TELEVISION REVIEWS
2 new TV shows are seriously dull, and not very funny
BY GLENN GARVIN
ggarvin@MiamiHerald.com
The Principal's Office, 9-10 p.m. Thursday, TruTv
The Cho Show, 11-11:30 p.m. Thursday, VH1
Not for nothing do they call August the dog days. This is the time of year when your television set can give you fleas -- and you'll definitely want to keep a can of bug spray handy if you watch either of Thursday's series debuts, The Principal's Office and The Cho Show.
The Principal's Office, a supposed documentary series from TruTV (the reality-show ghost of the cable channel once known as Court TV), is pure canine despite delivering neither the bark nor the bite you might expect from a show that follows high school principals dealing with disciplinary problems.
At a time when the only news reports we hear from public schools involve teenage pregnancy pacts and plots to stage Columbinesque slaughter, the schools in The Principal's Office seem curiously untroubled. Kids smoking or sneaking away for lunch? That's all you've got? Socially reassuring, maybe, but not exactly compelling television.
In fact, the most interesting thing about The Principal's Office is the relatively draconian scale of the punishments. A 10-day suspension for setting off a stink bomb seems a tad medieval. And I found myself nodding in agreement -- well, maybe I was only nodding off to sleep -- when a kid busted for pinching his own nipples exclaimed in disbelief, ``Three-day suspension for this?''
`THE CHO SHOW'
Perhaps the kid should use his time away from school to apply for a job on The Cho Show, where perverse behavior seems to be the whole point. See Margaret Cho pose for her aged parents in nothing but body paint! See Margaret say the F word at a award banquet! See Margaret act like a 3-year-old at age 39!

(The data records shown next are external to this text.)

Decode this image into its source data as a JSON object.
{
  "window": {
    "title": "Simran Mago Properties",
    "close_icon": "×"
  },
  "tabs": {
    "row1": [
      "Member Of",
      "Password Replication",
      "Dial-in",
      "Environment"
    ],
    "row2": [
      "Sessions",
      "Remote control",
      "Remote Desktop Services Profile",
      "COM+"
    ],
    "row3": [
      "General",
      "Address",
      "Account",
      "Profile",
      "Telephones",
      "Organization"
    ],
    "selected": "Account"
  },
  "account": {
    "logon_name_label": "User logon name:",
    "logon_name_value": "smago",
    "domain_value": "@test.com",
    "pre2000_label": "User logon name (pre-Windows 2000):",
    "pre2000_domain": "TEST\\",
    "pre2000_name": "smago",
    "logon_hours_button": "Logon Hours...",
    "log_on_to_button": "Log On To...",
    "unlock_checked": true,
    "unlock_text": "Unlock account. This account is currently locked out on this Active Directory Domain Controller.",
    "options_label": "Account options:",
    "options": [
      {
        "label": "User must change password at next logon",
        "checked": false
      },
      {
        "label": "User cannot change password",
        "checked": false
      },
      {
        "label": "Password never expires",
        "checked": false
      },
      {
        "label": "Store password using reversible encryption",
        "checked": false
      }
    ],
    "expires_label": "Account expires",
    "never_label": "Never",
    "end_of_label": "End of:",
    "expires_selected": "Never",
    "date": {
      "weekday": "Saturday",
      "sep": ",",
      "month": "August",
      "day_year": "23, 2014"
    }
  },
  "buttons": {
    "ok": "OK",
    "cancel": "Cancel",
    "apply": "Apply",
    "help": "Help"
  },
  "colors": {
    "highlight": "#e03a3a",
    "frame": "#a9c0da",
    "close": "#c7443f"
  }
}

To be fair, The Cho Show is not really a television program at all but psychotherapy. Cho is still seething with trauma from her TV experience 14 years ago, when network suits bullied her mercilessly about her weight and her ethnicity (they actually hired a coach to teach her to be ''more Asian'') while she was doing an ABC sitcom called The All-American Girl.
Cho has been lashing out at TV in her stand-up act ever since, and The Cho Show is the television equivalent of anti-matter: no scripts, no punch lines, just Cho hanging out with her self-consciously weird entourage. (It includes a dwarf assistant and a pack of super-flamer fashion consultants whose main job seems to be dressing her up like a trash bag and then assuring her it's glamorous.) What a waste of one of the most scandalously funny comedians in America! ''What are you going to do, ground me?'' Cho snarls after yet another attempt to outrage her parents. That would be a good start.